La mostra Turning Pain Into Power, che Kunst Meran/Merano Arte ospita dal 15 ottobre 2022 fino al 29 gennaio 2023, pone l’accento sul potenziale dell’arte nel risvegliare e incrementare la consapevolezza sulle ingiustizie sociali e politiche. La collettiva, a cura di Judith Waldmann, presenta una selezione di artisti che contrastano diverse forme di iniquità attraverso strategie forti, consapevoli e creative, affrontando tematiche quali il razzismo, la violenza di genere e la lotta alle discriminazioni.
La mostra si apre con un motto militante scritto a lettere rosse: “I won’t shut up”, non terrò la bocca chiusa. Il lavoro, di Monica Bonvicini, si riferisce alla libertà di espressione, sancita dall’articolo 11 della Carta dei diritti fondamentali dell’Unione Europea, e il dovere di “aprire la bocca” e non accettare in silenzio le ingiustizie. La cronaca quotidiana e le relazioni annuali di organizzazioni come Reporter Senza Frontiere o Pen International fanno emergere in modo impressionante come, in molte zone del mondo, semplicemente esprimere le proprie opinioni o peggio assumere posizioni critiche sia fonte di pericolo, a volte addirittura per la vita.

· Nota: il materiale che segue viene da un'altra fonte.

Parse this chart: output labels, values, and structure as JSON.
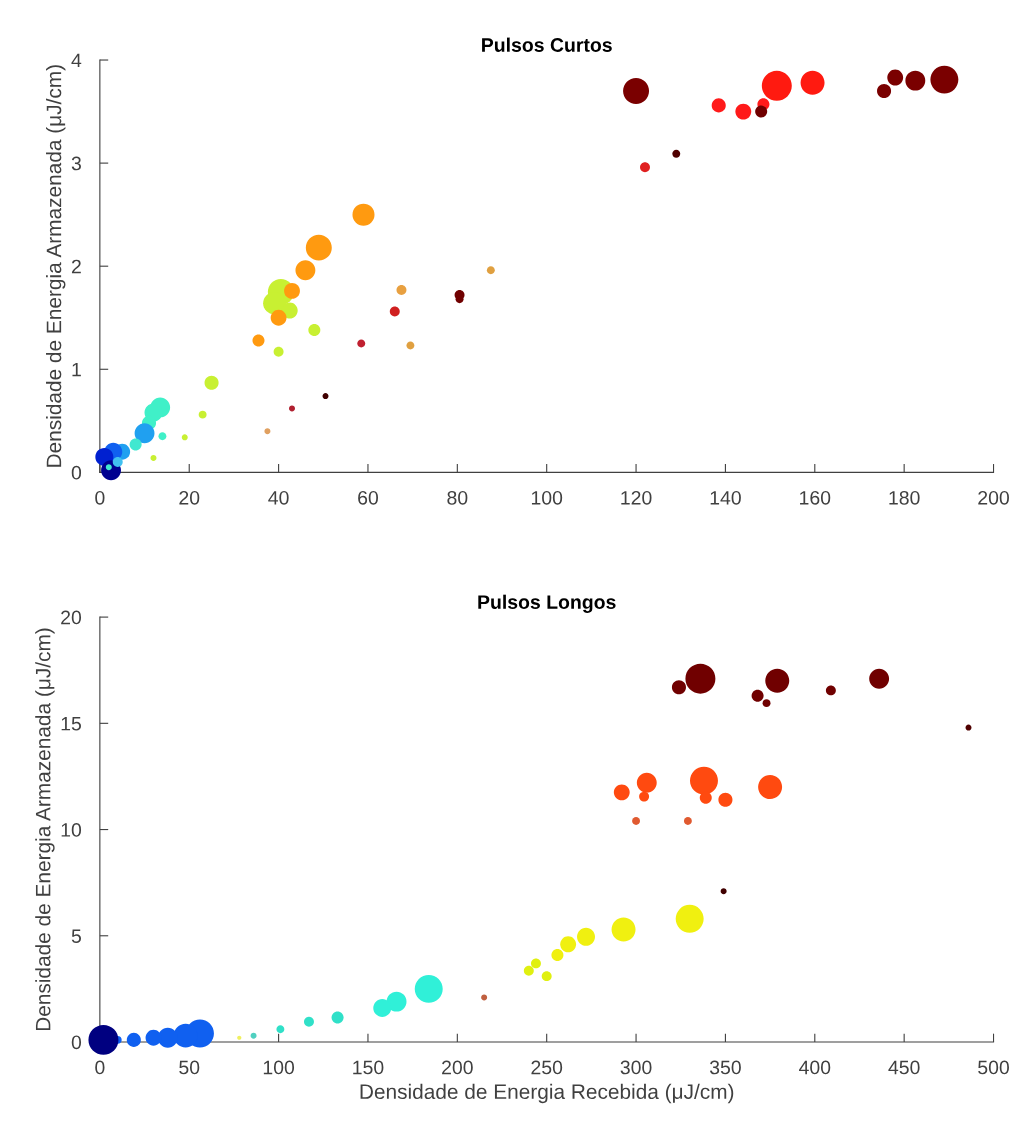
{
  "chart_data": [
    {
      "type": "bubble",
      "title": "Pulsos Curtos",
      "ylabel": "Densidade de Energia Armazenada (μJ/cm)",
      "x": [
        120,
        122,
        129,
        138.5,
        144,
        148.5,
        148,
        151.5,
        159.5,
        175.5,
        178,
        182.5,
        189,
        59,
        49,
        46,
        40.5,
        39,
        42.5,
        43,
        40,
        35.5,
        48,
        40,
        25,
        23,
        19,
        12,
        67.5,
        66,
        58.5,
        69.5,
        80.5,
        80.5,
        87.5,
        37.5,
        43,
        50.5,
        13.5,
        12,
        11,
        14,
        10,
        8,
        5,
        3,
        1,
        2.5,
        4,
        2
      ],
      "values": [
        3.7,
        2.96,
        3.09,
        3.56,
        3.5,
        3.57,
        3.5,
        3.75,
        3.78,
        3.7,
        3.83,
        3.8,
        3.81,
        2.5,
        2.18,
        1.96,
        1.75,
        1.64,
        1.57,
        1.76,
        1.5,
        1.28,
        1.38,
        1.17,
        0.87,
        0.56,
        0.34,
        0.14,
        1.77,
        1.56,
        1.25,
        1.23,
        1.72,
        1.68,
        1.96,
        0.4,
        0.62,
        0.74,
        0.63,
        0.58,
        0.48,
        0.35,
        0.38,
        0.27,
        0.2,
        0.2,
        0.15,
        0.02,
        0.1,
        0.05
      ],
      "sizes": [
        0.75,
        0.11,
        0.07,
        0.22,
        0.28,
        0.16,
        0.16,
        1,
        0.64,
        0.22,
        0.28,
        0.44,
        0.87,
        0.54,
        0.75,
        0.44,
        0.75,
        0.54,
        0.28,
        0.28,
        0.28,
        0.16,
        0.16,
        0.11,
        0.22,
        0.07,
        0.04,
        0.04,
        0.11,
        0.11,
        0.07,
        0.07,
        0.11,
        0.07,
        0.07,
        0.04,
        0.04,
        0.04,
        0.44,
        0.36,
        0.22,
        0.07,
        0.44,
        0.16,
        0.28,
        0.36,
        0.36,
        0.44,
        0.11,
        0.04
      ],
      "colors": [
        "#7a0000",
        "#e02020",
        "#500000",
        "#ff1a1a",
        "#ff1a1a",
        "#ff1a1a",
        "#700000",
        "#ff1a10",
        "#ff1a10",
        "#7a0000",
        "#7a0000",
        "#7a0000",
        "#7a0000",
        "#ff9a10",
        "#ff9a10",
        "#ff9a10",
        "#c8f032",
        "#c8f032",
        "#c8f032",
        "#ff9a10",
        "#ff9a10",
        "#ff9a10",
        "#c8f032",
        "#c8f032",
        "#c8f032",
        "#c8f032",
        "#c8f032",
        "#c8f032",
        "#e8a040",
        "#d02020",
        "#c02030",
        "#e0a040",
        "#700000",
        "#700000",
        "#e0a040",
        "#e0a060",
        "#b02030",
        "#400000",
        "#40f0c8",
        "#40f0c8",
        "#40f0c8",
        "#40f0c8",
        "#20a0f0",
        "#40e8d0",
        "#20a0f0",
        "#1060f0",
        "#0020d0",
        "#000090",
        "#40c0f0",
        "#40e8d0"
      ],
      "xlim": [
        0,
        200
      ],
      "xticks": [
        0,
        20,
        40,
        60,
        80,
        100,
        120,
        140,
        160,
        180,
        200
      ],
      "ylim": [
        0,
        4
      ],
      "yticks": [
        0,
        1,
        2,
        3,
        4
      ],
      "grid": false,
      "marker": "circle"
    },
    {
      "type": "bubble",
      "title": "Pulsos Longos",
      "xlabel": "Densidade de Energia Recebida (μJ/cm)",
      "ylabel": "Densidade de Energia Armazenada (μJ/cm)",
      "x": [
        336,
        324,
        379,
        368,
        373,
        409,
        436,
        486,
        292,
        306,
        304.5,
        338,
        339,
        350,
        375,
        300,
        329,
        349,
        330,
        293,
        272,
        262,
        256,
        244,
        240,
        250,
        215,
        184,
        166,
        158,
        133,
        117,
        101,
        86,
        78,
        56,
        48,
        38,
        30,
        19,
        10,
        2
      ],
      "values": [
        17.1,
        16.7,
        17.0,
        16.3,
        15.95,
        16.55,
        17.1,
        14.8,
        11.75,
        12.2,
        11.55,
        12.3,
        11.5,
        11.4,
        12.0,
        10.4,
        10.4,
        7.1,
        5.8,
        5.3,
        4.95,
        4.6,
        4.1,
        3.7,
        3.35,
        3.1,
        2.1,
        2.5,
        1.9,
        1.6,
        1.15,
        0.95,
        0.6,
        0.3,
        0.2,
        0.4,
        0.3,
        0.2,
        0.2,
        0.1,
        0.1,
        0.1
      ],
      "sizes": [
        1,
        0.22,
        0.64,
        0.16,
        0.07,
        0.11,
        0.44,
        0.04,
        0.28,
        0.44,
        0.11,
        0.87,
        0.16,
        0.22,
        0.64,
        0.07,
        0.07,
        0.04,
        0.87,
        0.64,
        0.36,
        0.28,
        0.16,
        0.11,
        0.11,
        0.11,
        0.04,
        0.87,
        0.44,
        0.36,
        0.16,
        0.11,
        0.07,
        0.04,
        0.02,
        0.87,
        0.64,
        0.44,
        0.28,
        0.22,
        0.07,
        1
      ],
      "colors": [
        "#700000",
        "#700000",
        "#700000",
        "#700000",
        "#700000",
        "#700000",
        "#700000",
        "#500000",
        "#ff4a10",
        "#ff4a10",
        "#ff4a10",
        "#ff4a10",
        "#ff4a10",
        "#ff4a10",
        "#ff4a10",
        "#e05a30",
        "#e05a30",
        "#400000",
        "#f0f010",
        "#f0f010",
        "#f0f010",
        "#f0f010",
        "#f0f010",
        "#e0f010",
        "#e0f010",
        "#e0f010",
        "#c06040",
        "#30f0d8",
        "#30f0d8",
        "#30f0d8",
        "#30e0c8",
        "#30e0c8",
        "#30e0c8",
        "#50d0c0",
        "#f0f060",
        "#1060f0",
        "#1060f0",
        "#1060f0",
        "#1060f0",
        "#1060f0",
        "#1060f0",
        "#000080"
      ],
      "xlim": [
        0,
        500
      ],
      "xticks": [
        0,
        50,
        100,
        150,
        200,
        250,
        300,
        350,
        400,
        450,
        500
      ],
      "ylim": [
        0,
        20
      ],
      "yticks": [
        0,
        5,
        10,
        15,
        20
      ],
      "grid": false,
      "marker": "circle"
    }
  ]
}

Oltre alla parola, anche altre forme espressive – come gesti o simboli – possono diventare segni di resistenza collettiva. Giuseppe Stampone cattura un momento storico impresso nella nostra memoria collettiva riproducendolo con una biro: nel 1968, durante la premiazione alle Olimpiadi di città del Messico, l’atleta afroamericano Tommie Smith alza il pugno proponendo il saluto del movimento Black Power. A distanza di oltre quarant’anni, il gesto di inginocchiarsi proposto da molti atleti in tutto il mondo come atto di solidarietà con il movimento Black lives mattersi ricollega a queste strategie di protesta pacifica.
Negli anni del nazionalsocialismo le persone omosessuali venivano marchiate con un triangolo rosa, il cosiddetto ‘Rosa Winkel’. Questo simbolo era cucito sulle casacche dei deportati nei campi di concentramento a causa del loro orientamento sessuale o della loro identità di genere. “Kostüm Kakaduarchiv” (2022) di Philipp Gufler mostra come il “Rosa Winkel” sia stato adottato nella Germania postbellica, accompagnato dalla scritta “Gays against Oppression and Fascism”, come segno contro l’omofobia e contro l’oblio delle atrocità perpetrate dal nazionalsocialismo.
La violenza di genere è affrontata con particolare intensità anche nel lavoro di Regina José Galindo. Nel video esposto a Merano “El dolor en un pañuelo” (1999), il corpo femminile vulnerabile, perché nudo, dell’artista diventa letteralmente una superficie di proiezione: su di esso, legato a un letto verticale, vengono infatti fatte scorrere diapositive che mostrano articoli di giornale sugli innumerevoli casi di violenza contro le donne in Guatemala. In questo modo l’artista rende il proprio corpo una piattaforma che porta all’attenzione dei visitatori e delle visitatrici i crimini commessi contro le donne, spronandoli a confrontarsi con questa tematica.
Turning Pain Into Power è pensata da Merano Arte come punto di partenza di un lavoro a lungo termine sui rapporti tra arte, attivismo e formazione, volto a indagare, mettere in discussione e contrastare i punti ciechi, cioè quelle forme di pregiudizio inconsapevoli, e i gli aspetti da cui scaturiscono le diverse forme di discriminazione.
Gli artisti di Turning Pain into Power:
Cana Bilir-Meier, Monica Bonvicini, Rosalyn D’Mello, Regina José Galindo, Silvia Giambrone, Philipp Gufler, Giulia Iacolutti, Paulo Nazareth, Dan Perjovschi, Adrian Piper, Puppies Puppies (Jade Guanaro Kuriki-Olivo), Sven Sachsalber, Giuseppe Stampone.